Y, siempre, ha sobrado pan, que tiene la peculiar costumbre de ponerse
duro. Tirar el pan siempre ha sido una cosa muy mal vista; no hace
tanto tiempo, cuando a alguien se la caía un trozo de pan
al suelo lo recogía y lo besaba. Son costumbres que ratifican
esa identificación de pan con comida. Por supuesto, la utilización
del pan pasado, duro, lo que hoy llamaríamos su "reciclaje"
es, también, vieja como el propio pan. Todas las cocinas
están llenas de platos cuya base es el pan de, al menos,
el día anterior. Platos salados... y platos dulces.
En España -y, con otros nombres,
en muchos países- tal vez la más popular de las creaciones
dulces con pan de días sean las torrijas, que en Semana Santa
son obligadas en el desayuno en Madrid. Son parientes del "pain
perdu" francés, de las "french toast" estadounidenses,
de los "poor knights of Windsor" ingleses y, por supuesto,
de las torrejas mexicanas. No es más, como decimos, que una
dulce forma de aprovechar un pan pasado de fecha, duro. Pero es
un aprovechamiento delicioso... si se hace con honradez y con cierta
sabiduría. Vamos a ver alguna fórmula, partiendo siempre
de una barra de pan, del tipo francés, de al menos un día
o dos antes, que se corta en rebanadas de entre dos y tres centímetros
de grosor.
La primera, la más clásica.
Pongan a cocer en un cazo medio litro de leche con cien gramos de
azúcar y una vaina de vainilla. En cuanto hierva, retírenla
del fuego y déjenla en infusión unos minutos. Una
vez haya enfriado, mojen ahí las rebanadas de pan, empapándolas
bien; pásenlas por huevo batido y fríanlas en aceite
bien caliente hasta que tomen color dorado. Finalmente, escúrranlas
muy bien y espolvoréenlas con azúcar vainillada. Otra
versión muy popular es la que utiliza el vino como elemento
empapante. También lo pondremos a calentar, con azúcar
y un palo de canela, hasta que el azúcar se disuelva bien.

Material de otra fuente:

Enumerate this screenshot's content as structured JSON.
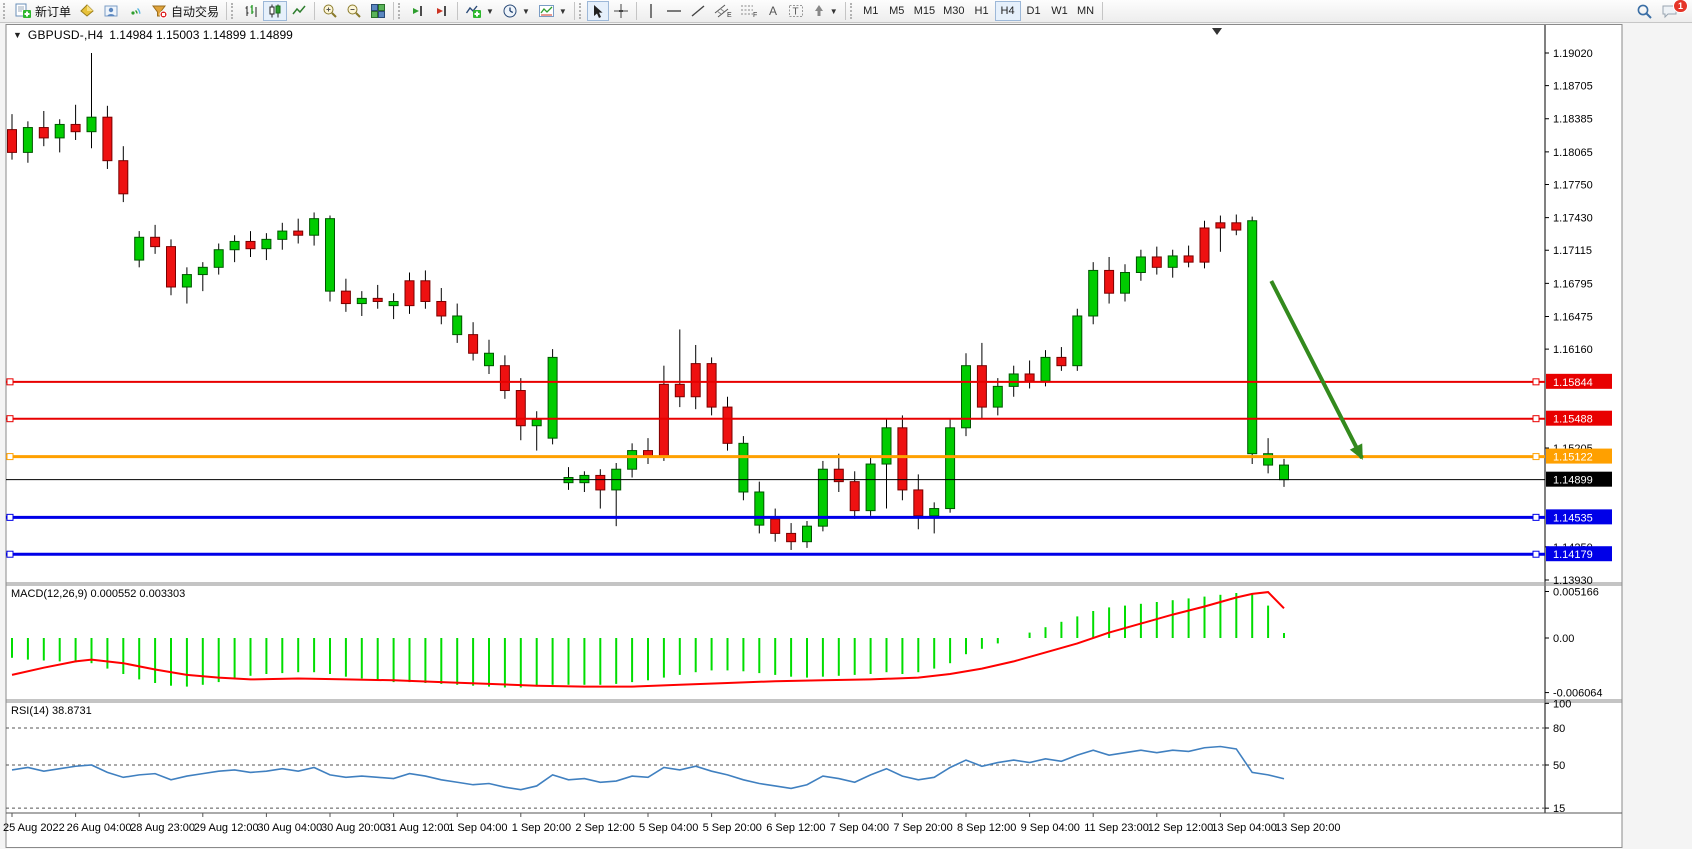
{
  "toolbar": {
    "new_order_label": "新订单",
    "autotrading_label": "自动交易",
    "notification_count": "1",
    "timeframes": [
      "M1",
      "M5",
      "M15",
      "M30",
      "H1",
      "H4",
      "D1",
      "W1",
      "MN"
    ],
    "active_timeframe": "H4"
  },
  "chart": {
    "title_symbol": "GBPUSD-,H4",
    "ohlc": "1.14984 1.15003 1.14899 1.14899",
    "price_ticks": [
      "1.19020",
      "1.18705",
      "1.18385",
      "1.18065",
      "1.17750",
      "1.17430",
      "1.17115",
      "1.16795",
      "1.16475",
      "1.16160",
      "1.15205",
      "1.14250",
      "1.13930"
    ],
    "axis_range": {
      "max": 1.1902,
      "min": 1.1393
    },
    "hlines": [
      {
        "label": "1.15844",
        "value": 1.15844,
        "color": "#e80000",
        "width": 2,
        "anchor": true
      },
      {
        "label": "1.15488",
        "value": 1.15488,
        "color": "#e80000",
        "width": 2,
        "anchor": true
      },
      {
        "label": "1.15122",
        "value": 1.15122,
        "color": "#ffa000",
        "width": 3,
        "anchor": true
      },
      {
        "label": "1.14899",
        "value": 1.14899,
        "color": "#000000",
        "width": 1,
        "anchor": false
      },
      {
        "label": "1.14535",
        "value": 1.14535,
        "color": "#0000e8",
        "width": 3,
        "anchor": true
      },
      {
        "label": "1.14179",
        "value": 1.14179,
        "color": "#0000e8",
        "width": 3,
        "anchor": true
      }
    ],
    "arrow": {
      "from_bar": 79.2,
      "from_price": 1.16818,
      "to_bar": 84.9,
      "to_price": 1.15108,
      "color": "#338a1d"
    },
    "candle_colors": {
      "up": "#00cc00",
      "down": "#ee1111"
    },
    "candles": [
      [
        1.1828,
        1.1843,
        1.1799,
        1.1806,
        "r"
      ],
      [
        1.1806,
        1.1836,
        1.1796,
        1.183,
        "g"
      ],
      [
        1.183,
        1.1846,
        1.1812,
        1.182,
        "r"
      ],
      [
        1.182,
        1.1838,
        1.1806,
        1.1833,
        "g"
      ],
      [
        1.1833,
        1.1852,
        1.1818,
        1.1826,
        "r"
      ],
      [
        1.1826,
        1.1902,
        1.181,
        1.184,
        "g"
      ],
      [
        1.184,
        1.1851,
        1.179,
        1.1798,
        "r"
      ],
      [
        1.1798,
        1.1812,
        1.1758,
        1.1766,
        "r"
      ],
      [
        1.1702,
        1.173,
        1.1695,
        1.1724,
        "g"
      ],
      [
        1.1724,
        1.1736,
        1.1708,
        1.1715,
        "r"
      ],
      [
        1.1715,
        1.1722,
        1.1668,
        1.1676,
        "r"
      ],
      [
        1.1676,
        1.1695,
        1.166,
        1.1688,
        "g"
      ],
      [
        1.1688,
        1.17,
        1.1672,
        1.1695,
        "g"
      ],
      [
        1.1695,
        1.1718,
        1.1688,
        1.1712,
        "g"
      ],
      [
        1.1712,
        1.1726,
        1.17,
        1.172,
        "g"
      ],
      [
        1.172,
        1.173,
        1.1705,
        1.1713,
        "r"
      ],
      [
        1.1713,
        1.1728,
        1.1702,
        1.1722,
        "g"
      ],
      [
        1.1722,
        1.1738,
        1.1712,
        1.173,
        "g"
      ],
      [
        1.173,
        1.1742,
        1.1718,
        1.1726,
        "r"
      ],
      [
        1.1726,
        1.1748,
        1.1716,
        1.1742,
        "g"
      ],
      [
        1.1742,
        1.1745,
        1.1662,
        1.1672,
        "g"
      ],
      [
        1.1672,
        1.1684,
        1.1652,
        1.166,
        "r"
      ],
      [
        1.166,
        1.1672,
        1.1648,
        1.1665,
        "g"
      ],
      [
        1.1665,
        1.1678,
        1.1655,
        1.1662,
        "r"
      ],
      [
        1.1662,
        1.167,
        1.1645,
        1.1658,
        "g"
      ],
      [
        1.1658,
        1.169,
        1.165,
        1.1682,
        "r"
      ],
      [
        1.1682,
        1.1692,
        1.1655,
        1.1662,
        "r"
      ],
      [
        1.1662,
        1.1675,
        1.164,
        1.1648,
        "r"
      ],
      [
        1.1648,
        1.166,
        1.1622,
        1.163,
        "g"
      ],
      [
        1.163,
        1.1642,
        1.1605,
        1.1612,
        "r"
      ],
      [
        1.1612,
        1.1625,
        1.1592,
        1.16,
        "g"
      ],
      [
        1.16,
        1.161,
        1.1568,
        1.1576,
        "r"
      ],
      [
        1.1576,
        1.1588,
        1.1528,
        1.1542,
        "r"
      ],
      [
        1.1542,
        1.1556,
        1.1518,
        1.1548,
        "g"
      ],
      [
        1.153,
        1.1616,
        1.1524,
        1.1608,
        "g"
      ],
      [
        1.1492,
        1.1502,
        1.148,
        1.1487,
        "g"
      ],
      [
        1.1487,
        1.1498,
        1.1478,
        1.1494,
        "g"
      ],
      [
        1.1494,
        1.15,
        1.1462,
        1.148,
        "r"
      ],
      [
        1.148,
        1.1506,
        1.1445,
        1.15,
        "g"
      ],
      [
        1.15,
        1.1525,
        1.1492,
        1.1518,
        "g"
      ],
      [
        1.1518,
        1.153,
        1.1505,
        1.1512,
        "r"
      ],
      [
        1.1512,
        1.16,
        1.1508,
        1.1582,
        "r"
      ],
      [
        1.1582,
        1.1635,
        1.156,
        1.157,
        "r"
      ],
      [
        1.157,
        1.162,
        1.1558,
        1.1602,
        "r"
      ],
      [
        1.1602,
        1.1608,
        1.1552,
        1.156,
        "r"
      ],
      [
        1.156,
        1.157,
        1.1518,
        1.1525,
        "r"
      ],
      [
        1.1525,
        1.1532,
        1.147,
        1.1478,
        "g"
      ],
      [
        1.1478,
        1.1488,
        1.1438,
        1.1446,
        "g"
      ],
      [
        1.1452,
        1.1462,
        1.143,
        1.1438,
        "r"
      ],
      [
        1.1438,
        1.1448,
        1.1422,
        1.143,
        "r"
      ],
      [
        1.143,
        1.145,
        1.1424,
        1.1445,
        "g"
      ],
      [
        1.1445,
        1.1508,
        1.144,
        1.15,
        "g"
      ],
      [
        1.15,
        1.1515,
        1.1478,
        1.1488,
        "r"
      ],
      [
        1.1488,
        1.1498,
        1.1452,
        1.146,
        "r"
      ],
      [
        1.146,
        1.1512,
        1.1455,
        1.1505,
        "g"
      ],
      [
        1.1505,
        1.1548,
        1.1462,
        1.154,
        "g"
      ],
      [
        1.154,
        1.1552,
        1.147,
        1.148,
        "r"
      ],
      [
        1.148,
        1.1495,
        1.1442,
        1.1455,
        "r"
      ],
      [
        1.1455,
        1.1468,
        1.1438,
        1.1462,
        "g"
      ],
      [
        1.1462,
        1.1548,
        1.1458,
        1.154,
        "g"
      ],
      [
        1.154,
        1.1612,
        1.1532,
        1.16,
        "g"
      ],
      [
        1.16,
        1.1622,
        1.1548,
        1.156,
        "r"
      ],
      [
        1.156,
        1.1588,
        1.1552,
        1.158,
        "g"
      ],
      [
        1.158,
        1.16,
        1.157,
        1.1592,
        "g"
      ],
      [
        1.1592,
        1.1605,
        1.1578,
        1.1585,
        "r"
      ],
      [
        1.1585,
        1.1615,
        1.158,
        1.1608,
        "g"
      ],
      [
        1.1608,
        1.1618,
        1.1595,
        1.16,
        "r"
      ],
      [
        1.16,
        1.1655,
        1.1595,
        1.1648,
        "g"
      ],
      [
        1.1648,
        1.17,
        1.164,
        1.1692,
        "g"
      ],
      [
        1.1692,
        1.1705,
        1.166,
        1.167,
        "r"
      ],
      [
        1.167,
        1.1698,
        1.1662,
        1.169,
        "g"
      ],
      [
        1.169,
        1.1712,
        1.1682,
        1.1705,
        "g"
      ],
      [
        1.1705,
        1.1715,
        1.1688,
        1.1695,
        "r"
      ],
      [
        1.1695,
        1.1712,
        1.1685,
        1.1706,
        "g"
      ],
      [
        1.1706,
        1.1716,
        1.1695,
        1.17,
        "r"
      ],
      [
        1.17,
        1.174,
        1.1694,
        1.1733,
        "r"
      ],
      [
        1.1733,
        1.1745,
        1.171,
        1.1738,
        "r"
      ],
      [
        1.1738,
        1.1746,
        1.1726,
        1.1731,
        "r"
      ],
      [
        1.174,
        1.1744,
        1.1505,
        1.1515,
        "g"
      ],
      [
        1.1515,
        1.153,
        1.1496,
        1.1504,
        "g"
      ],
      [
        1.1504,
        1.151,
        1.1483,
        1.14899,
        "g"
      ]
    ]
  },
  "macd": {
    "label": "MACD(12,26,9) 0.000552 0.003303",
    "axis_ticks": [
      {
        "v": 0.005166,
        "label": "0.005166"
      },
      {
        "v": 0,
        "label": "0.00"
      },
      {
        "v": -0.006064,
        "label": "-0.006064"
      }
    ],
    "histogram_color": "#00dd00",
    "signal_color": "#ff0000",
    "histogram": [
      -0.0022,
      -0.0024,
      -0.0025,
      -0.0026,
      -0.0027,
      -0.0028,
      -0.0034,
      -0.004,
      -0.0046,
      -0.005,
      -0.0053,
      -0.0054,
      -0.0052,
      -0.0049,
      -0.0045,
      -0.0042,
      -0.004,
      -0.0039,
      -0.0038,
      -0.0038,
      -0.004,
      -0.0043,
      -0.0045,
      -0.0047,
      -0.0049,
      -0.0049,
      -0.005,
      -0.0051,
      -0.0052,
      -0.0053,
      -0.0054,
      -0.0055,
      -0.0055,
      -0.0054,
      -0.0052,
      -0.0052,
      -0.0052,
      -0.0052,
      -0.0051,
      -0.0049,
      -0.0047,
      -0.0044,
      -0.0041,
      -0.0038,
      -0.0036,
      -0.0036,
      -0.0037,
      -0.0039,
      -0.0041,
      -0.0043,
      -0.0044,
      -0.0043,
      -0.0042,
      -0.0041,
      -0.004,
      -0.0038,
      -0.004,
      -0.0038,
      -0.0034,
      -0.0028,
      -0.0018,
      -0.0012,
      -0.0006,
      0.0,
      0.0006,
      0.0012,
      0.0018,
      0.0024,
      0.003,
      0.0034,
      0.0036,
      0.0038,
      0.004,
      0.0042,
      0.0044,
      0.0046,
      0.0048,
      0.005,
      0.005,
      0.0036,
      0.000552
    ],
    "signal": [
      [
        0,
        -0.0041
      ],
      [
        2,
        -0.0033
      ],
      [
        4,
        -0.0026
      ],
      [
        5,
        -0.0024
      ],
      [
        7,
        -0.0028
      ],
      [
        9,
        -0.0035
      ],
      [
        11,
        -0.0041
      ],
      [
        13,
        -0.0044
      ],
      [
        15,
        -0.0046
      ],
      [
        18,
        -0.0045
      ],
      [
        21,
        -0.0046
      ],
      [
        24,
        -0.0047
      ],
      [
        27,
        -0.0049
      ],
      [
        30,
        -0.0051
      ],
      [
        33,
        -0.0053
      ],
      [
        36,
        -0.0054
      ],
      [
        39,
        -0.0054
      ],
      [
        42,
        -0.0052
      ],
      [
        45,
        -0.005
      ],
      [
        48,
        -0.0048
      ],
      [
        51,
        -0.0047
      ],
      [
        54,
        -0.0046
      ],
      [
        57,
        -0.0044
      ],
      [
        59,
        -0.004
      ],
      [
        61,
        -0.0034
      ],
      [
        63,
        -0.0026
      ],
      [
        65,
        -0.0016
      ],
      [
        67,
        -0.0006
      ],
      [
        69,
        0.0006
      ],
      [
        71,
        0.0016
      ],
      [
        73,
        0.0026
      ],
      [
        75,
        0.0035
      ],
      [
        76,
        0.004
      ],
      [
        77,
        0.0045
      ],
      [
        78,
        0.0049
      ],
      [
        79,
        0.0051
      ],
      [
        80,
        0.0033
      ]
    ]
  },
  "rsi": {
    "label": "RSI(14) 38.8731",
    "line_color": "#4080c0",
    "levels": [
      100,
      80,
      50,
      15
    ],
    "dashed_levels": [
      80,
      50,
      15
    ],
    "line": [
      46,
      48,
      45,
      47,
      49,
      50,
      44,
      40,
      42,
      43,
      38,
      41,
      43,
      45,
      46,
      44,
      45,
      47,
      45,
      48,
      42,
      40,
      41,
      40,
      39,
      43,
      41,
      38,
      36,
      34,
      35,
      32,
      30,
      33,
      42,
      38,
      39,
      36,
      37,
      41,
      40,
      48,
      46,
      49,
      45,
      42,
      38,
      35,
      33,
      31,
      34,
      41,
      39,
      36,
      42,
      47,
      41,
      38,
      40,
      48,
      54,
      49,
      52,
      54,
      52,
      55,
      53,
      58,
      62,
      58,
      60,
      62,
      60,
      62,
      61,
      64,
      65,
      63,
      44,
      42,
      38.87
    ]
  },
  "time_axis": {
    "labels": [
      "25 Aug 2022",
      "26 Aug 04:00",
      "28 Aug 23:00",
      "29 Aug 12:00",
      "30 Aug 04:00",
      "30 Aug 20:00",
      "31 Aug 12:00",
      "1 Sep 04:00",
      "1 Sep 20:00",
      "2 Sep 12:00",
      "5 Sep 04:00",
      "5 Sep 20:00",
      "6 Sep 12:00",
      "7 Sep 04:00",
      "7 Sep 20:00",
      "8 Sep 12:00",
      "9 Sep 04:00",
      "11 Sep 23:00",
      "12 Sep 12:00",
      "13 Sep 04:00",
      "13 Sep 20:00"
    ]
  }
}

Lo dejaremos enfriar y bañaremos en él las rebanadas
de pan. A partir de ahí, igual que antes: pasarlas por huevo
batido, freírlas, escurrirlas y, en este caso, espolvorearlas
con azúcar y canela.
Vamos con una tercera receta, ésta
más sofisticada. Preparen unas torrijas con leche como hemos
explicado más arriba, pero sin espolvorearlas con nada. Hagan
una crema con tres yemas, cuatro cucharadas de azúcar y cuarto
litro de leche, que batirán bien en frío y cuajarán
a fuego suave. Pongan las torrijas en una fuente de horno y cúbranlas
con esa crema. Finalmente, monten las claras a punto de nieve con
un poquito de azúcar en polvo vainillado, adornen con ese
merengue las torrijas y métanlas al horno hasta que el merengue
se dore. Realmente deliciosas. Como pueden ver, el toque final de
las torrijas admite toda la creatividad del mundo; busquen ustedes
su propia fórmula. Pero recuerden que la calidad del pan
es fundamental, que las torrijas no deben quedar ni excesivamente
blandas ni duras, justamente esponjosas, y que no deben conservar
ni una gota del aceite en el que se frieron. Como casi todo en cocina,
cuestión de práctica o, como dicen los cocineros,
de "mano".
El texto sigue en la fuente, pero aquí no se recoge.